We are a nation on edge and, of the many, many times I’ve seen Hamilton, this easily marked the most unusual.
Literally two minutes before the very end of the show in the Richard Rodgers theater on Broadway, just after Aaron Burr’s character had killed Alexander Hamilton’s, we had a shooter scare in the building.
Aaron Burr had been singing about having become “the villain in your history” and was just about to tell us how “I should have known the world was wide enough for both Hamilton and me.” In other words, how the violence between opposing sides proved unnecessarily destructive.
My friends and I were up in the mezzanine and could hear a bit of commotion from the audience below us to the left, down in the orchestra. People talking, and then more people talking, and then people moving. The sound grew until Daniel Breaker, playing Burr, paused and the music stopped, and the PA system asked that the “actors, please clear the stage.”
At that point, a wave of panic swept through the building. Folks started running for the exits, trying to get out of the building as quickly as they could. Some ducked behind souvenir desks. Others crowded into stairwells scrambling to get downstairs. But the Richard Rodgers Theater is not made for quick, mass egress, so traffic kind of stopped. In desperation, still others just lay down between seats, covering their heads and staying still amidst the gasps and the urgent voices. I watched and listened as one of the ushers spoke into her walkie talkie, “I need to know what’s going on.”
After what seemed quite a while but was probably just a minute or two (maybe it actually was three or four?), the stage manager came on the PA to assure us to “Please remain calm. We have a medical situation. There is no danger in the building.”
At that point, though the house was now half full, you could hear a collective sigh and the group begin to recollect itself. But folks were clearly shaken. One of my friends that I was with had had a child in two mass shooting situations and trembled in my arms for a few minutes. I saw many people, especially younger folks, with tears in their eyes. Two of my other friends, just in from Australia for a conference we’re all attending, noted with sadness that this was another event that qualified for the “essentially American” tally of experiences they’d recently started keeping.
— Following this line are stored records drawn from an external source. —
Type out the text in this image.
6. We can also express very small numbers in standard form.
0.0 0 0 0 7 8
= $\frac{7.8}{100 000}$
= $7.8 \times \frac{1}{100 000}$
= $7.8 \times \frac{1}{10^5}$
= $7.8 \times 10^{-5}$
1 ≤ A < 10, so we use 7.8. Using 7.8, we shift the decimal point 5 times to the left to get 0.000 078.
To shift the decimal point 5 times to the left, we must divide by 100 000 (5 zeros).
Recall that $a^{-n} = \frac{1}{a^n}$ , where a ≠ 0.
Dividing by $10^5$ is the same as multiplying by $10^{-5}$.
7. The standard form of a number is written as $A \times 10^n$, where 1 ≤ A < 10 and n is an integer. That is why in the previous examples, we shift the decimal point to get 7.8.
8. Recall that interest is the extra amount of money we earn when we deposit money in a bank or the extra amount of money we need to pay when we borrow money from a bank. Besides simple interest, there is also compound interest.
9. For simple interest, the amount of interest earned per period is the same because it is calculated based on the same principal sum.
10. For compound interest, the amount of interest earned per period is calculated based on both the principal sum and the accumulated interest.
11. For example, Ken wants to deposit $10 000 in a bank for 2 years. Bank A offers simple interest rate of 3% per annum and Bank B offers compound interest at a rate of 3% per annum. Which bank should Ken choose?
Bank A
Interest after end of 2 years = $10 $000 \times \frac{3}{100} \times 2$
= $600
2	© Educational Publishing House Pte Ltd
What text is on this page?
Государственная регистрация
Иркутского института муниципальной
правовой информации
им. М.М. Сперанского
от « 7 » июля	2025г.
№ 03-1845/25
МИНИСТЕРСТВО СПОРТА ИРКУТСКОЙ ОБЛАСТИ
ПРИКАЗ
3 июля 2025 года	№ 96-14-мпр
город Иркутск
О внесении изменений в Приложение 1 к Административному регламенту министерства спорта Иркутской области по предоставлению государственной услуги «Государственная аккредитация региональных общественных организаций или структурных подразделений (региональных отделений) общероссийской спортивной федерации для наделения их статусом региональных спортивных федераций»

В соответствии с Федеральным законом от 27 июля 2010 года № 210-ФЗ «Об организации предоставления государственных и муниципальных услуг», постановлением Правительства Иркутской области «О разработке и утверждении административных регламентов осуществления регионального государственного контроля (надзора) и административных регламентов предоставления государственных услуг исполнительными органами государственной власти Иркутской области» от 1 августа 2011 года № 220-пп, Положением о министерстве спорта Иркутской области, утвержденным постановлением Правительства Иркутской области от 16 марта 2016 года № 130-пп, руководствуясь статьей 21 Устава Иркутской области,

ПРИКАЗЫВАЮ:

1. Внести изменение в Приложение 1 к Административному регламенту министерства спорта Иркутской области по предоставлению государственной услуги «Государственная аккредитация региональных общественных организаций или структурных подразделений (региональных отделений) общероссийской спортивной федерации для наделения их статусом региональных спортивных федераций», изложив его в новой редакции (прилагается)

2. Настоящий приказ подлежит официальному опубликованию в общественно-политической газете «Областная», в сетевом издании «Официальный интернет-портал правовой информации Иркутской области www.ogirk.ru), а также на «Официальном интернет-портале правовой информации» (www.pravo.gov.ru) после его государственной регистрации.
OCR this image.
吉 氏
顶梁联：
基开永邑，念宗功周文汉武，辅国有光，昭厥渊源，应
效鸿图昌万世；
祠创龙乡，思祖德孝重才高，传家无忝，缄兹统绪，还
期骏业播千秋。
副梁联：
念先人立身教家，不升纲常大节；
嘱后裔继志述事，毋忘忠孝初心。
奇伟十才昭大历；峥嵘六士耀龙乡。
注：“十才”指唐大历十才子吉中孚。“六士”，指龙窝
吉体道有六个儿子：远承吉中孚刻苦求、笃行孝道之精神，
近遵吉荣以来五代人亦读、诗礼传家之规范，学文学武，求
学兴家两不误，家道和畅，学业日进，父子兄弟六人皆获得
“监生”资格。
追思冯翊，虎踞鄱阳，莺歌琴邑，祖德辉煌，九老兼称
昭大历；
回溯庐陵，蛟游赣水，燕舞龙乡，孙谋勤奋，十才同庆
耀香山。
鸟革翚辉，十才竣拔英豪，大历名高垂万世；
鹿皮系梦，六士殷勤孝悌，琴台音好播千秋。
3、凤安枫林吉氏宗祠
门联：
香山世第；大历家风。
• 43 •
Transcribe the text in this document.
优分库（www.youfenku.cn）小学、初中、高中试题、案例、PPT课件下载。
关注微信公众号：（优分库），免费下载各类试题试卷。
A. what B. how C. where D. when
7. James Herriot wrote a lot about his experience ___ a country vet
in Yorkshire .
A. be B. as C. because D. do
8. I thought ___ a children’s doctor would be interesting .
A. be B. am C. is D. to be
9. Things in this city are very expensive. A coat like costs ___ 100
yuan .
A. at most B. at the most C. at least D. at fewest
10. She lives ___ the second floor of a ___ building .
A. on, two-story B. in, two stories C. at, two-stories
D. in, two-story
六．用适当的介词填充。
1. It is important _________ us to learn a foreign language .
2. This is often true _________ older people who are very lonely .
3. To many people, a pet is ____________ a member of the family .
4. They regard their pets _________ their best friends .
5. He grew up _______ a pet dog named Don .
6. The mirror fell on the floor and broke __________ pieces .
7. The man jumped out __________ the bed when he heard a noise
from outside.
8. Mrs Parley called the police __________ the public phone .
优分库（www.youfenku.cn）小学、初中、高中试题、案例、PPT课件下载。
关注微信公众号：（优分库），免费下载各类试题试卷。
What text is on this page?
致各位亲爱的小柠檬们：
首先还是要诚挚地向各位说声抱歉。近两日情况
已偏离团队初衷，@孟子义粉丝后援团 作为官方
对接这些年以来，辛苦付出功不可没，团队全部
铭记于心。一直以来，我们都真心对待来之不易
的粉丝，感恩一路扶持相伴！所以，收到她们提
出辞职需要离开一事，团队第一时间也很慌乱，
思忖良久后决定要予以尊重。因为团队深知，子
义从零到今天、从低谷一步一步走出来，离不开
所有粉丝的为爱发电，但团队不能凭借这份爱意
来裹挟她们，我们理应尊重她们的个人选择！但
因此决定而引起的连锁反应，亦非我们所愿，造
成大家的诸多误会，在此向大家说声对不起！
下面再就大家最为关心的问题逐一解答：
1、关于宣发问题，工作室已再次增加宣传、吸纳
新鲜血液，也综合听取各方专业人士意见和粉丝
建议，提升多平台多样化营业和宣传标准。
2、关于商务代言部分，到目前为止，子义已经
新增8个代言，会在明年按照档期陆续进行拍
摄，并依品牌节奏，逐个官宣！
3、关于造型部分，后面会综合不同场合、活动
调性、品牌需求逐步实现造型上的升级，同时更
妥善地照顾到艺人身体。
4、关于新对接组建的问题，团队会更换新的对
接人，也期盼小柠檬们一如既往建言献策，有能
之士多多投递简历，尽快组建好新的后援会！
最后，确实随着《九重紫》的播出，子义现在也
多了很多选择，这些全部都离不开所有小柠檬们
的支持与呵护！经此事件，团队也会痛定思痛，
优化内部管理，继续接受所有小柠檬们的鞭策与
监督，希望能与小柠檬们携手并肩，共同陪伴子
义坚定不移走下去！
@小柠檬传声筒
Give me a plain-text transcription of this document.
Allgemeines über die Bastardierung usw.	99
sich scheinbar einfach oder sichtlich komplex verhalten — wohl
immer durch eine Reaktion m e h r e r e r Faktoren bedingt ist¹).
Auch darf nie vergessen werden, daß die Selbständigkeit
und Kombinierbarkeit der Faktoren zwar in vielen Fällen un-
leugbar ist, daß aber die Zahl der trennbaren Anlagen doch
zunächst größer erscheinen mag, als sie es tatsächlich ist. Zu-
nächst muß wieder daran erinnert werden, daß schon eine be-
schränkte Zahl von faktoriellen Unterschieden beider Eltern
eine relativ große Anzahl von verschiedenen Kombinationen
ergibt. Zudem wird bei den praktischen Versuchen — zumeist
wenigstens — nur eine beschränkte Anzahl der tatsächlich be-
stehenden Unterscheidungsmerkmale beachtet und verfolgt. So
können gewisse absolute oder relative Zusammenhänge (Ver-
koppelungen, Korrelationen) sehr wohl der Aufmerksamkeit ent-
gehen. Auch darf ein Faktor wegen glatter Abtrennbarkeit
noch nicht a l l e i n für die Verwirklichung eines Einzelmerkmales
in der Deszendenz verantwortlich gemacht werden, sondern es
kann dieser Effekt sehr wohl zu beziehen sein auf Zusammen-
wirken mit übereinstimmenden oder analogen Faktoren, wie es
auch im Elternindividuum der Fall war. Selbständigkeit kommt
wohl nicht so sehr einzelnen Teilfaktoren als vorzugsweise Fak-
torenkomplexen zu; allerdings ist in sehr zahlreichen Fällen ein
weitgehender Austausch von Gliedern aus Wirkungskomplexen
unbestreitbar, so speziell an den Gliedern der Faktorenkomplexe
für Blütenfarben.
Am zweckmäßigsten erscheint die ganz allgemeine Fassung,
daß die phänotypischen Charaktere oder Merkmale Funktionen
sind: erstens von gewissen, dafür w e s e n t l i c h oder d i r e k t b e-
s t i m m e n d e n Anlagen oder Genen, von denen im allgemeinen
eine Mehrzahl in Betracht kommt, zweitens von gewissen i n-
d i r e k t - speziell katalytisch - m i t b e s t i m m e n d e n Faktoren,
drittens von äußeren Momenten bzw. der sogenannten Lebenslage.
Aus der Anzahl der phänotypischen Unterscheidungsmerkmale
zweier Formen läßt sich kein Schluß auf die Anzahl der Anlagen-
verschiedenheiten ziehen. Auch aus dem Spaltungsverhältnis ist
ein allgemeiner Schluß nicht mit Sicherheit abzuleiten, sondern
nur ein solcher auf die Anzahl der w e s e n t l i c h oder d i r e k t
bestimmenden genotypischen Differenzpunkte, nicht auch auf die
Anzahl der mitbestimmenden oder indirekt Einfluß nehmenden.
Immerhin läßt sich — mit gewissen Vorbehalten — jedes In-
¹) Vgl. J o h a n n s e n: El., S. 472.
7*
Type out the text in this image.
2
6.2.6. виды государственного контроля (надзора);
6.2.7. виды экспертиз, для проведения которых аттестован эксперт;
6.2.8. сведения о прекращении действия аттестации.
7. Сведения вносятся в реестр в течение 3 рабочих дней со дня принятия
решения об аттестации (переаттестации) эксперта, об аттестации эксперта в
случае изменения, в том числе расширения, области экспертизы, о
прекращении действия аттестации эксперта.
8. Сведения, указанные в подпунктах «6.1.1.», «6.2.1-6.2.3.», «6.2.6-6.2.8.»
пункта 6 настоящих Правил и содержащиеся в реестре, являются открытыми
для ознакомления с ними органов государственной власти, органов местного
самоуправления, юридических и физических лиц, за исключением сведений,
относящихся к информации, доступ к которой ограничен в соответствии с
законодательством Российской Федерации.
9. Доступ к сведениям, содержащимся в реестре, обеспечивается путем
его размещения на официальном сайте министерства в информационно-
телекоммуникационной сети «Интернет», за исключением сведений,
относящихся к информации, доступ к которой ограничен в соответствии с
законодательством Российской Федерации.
I’m not sure why I didn’t panic more. Mostly I just sensed that something more innocent was happening and the crowd was overreacting because of El Paso and Dayton and our president’s rhetoric.
We later found out, when the stage manager came out for a third time—the second time was to tell us that they were deciding whether to come back out to finish the show—that the whole thing had been triggered by a few motorcycles backfiring on the street outside the theater. People panicking from OUTSIDE the theater in Times Square rushed INTO the Richard Rodgers and the rear orchestra and the whole chain of events cascaded from there. Nobody else knew much of anything except that other people were afraid and that quickly escalated to assumptions and the wider terror. Wow. No fun.
As it turned out, the performers—and all credit to them—did come back out to finish the last few minutes of the show. Some of them were clearly shaken too, but I imagine it was probably comforting to finish the show as well: “You have no control who lives, who dies, who tells your story.”
I’m thankful that the scare proved to be only that, just a scare. And I’m sad for what we have become as a nation, where a horrible interpretation of stray sounds seems just as plausible as any others. I get it. And it’s a bummer.
If you get to see Hamilton someday, I sincerely hope it remains free of such an event. May you be safe wherever you are. May we keep bringing beautiful art into the world. And may we stay strong in the face of all this madness.
Big hugs to you all.
P.S. If you haven’t yet seen the show and you’re concerned that I didn’t give you a spoiler alert about Hamilton’s death before mentioning it, worry not. Burr tells you about it in the opening number. 😀
P.P.S. For more details of the scare, you can check this piece in the New York Times.
P.P.P.S. We did actually enjoy the show.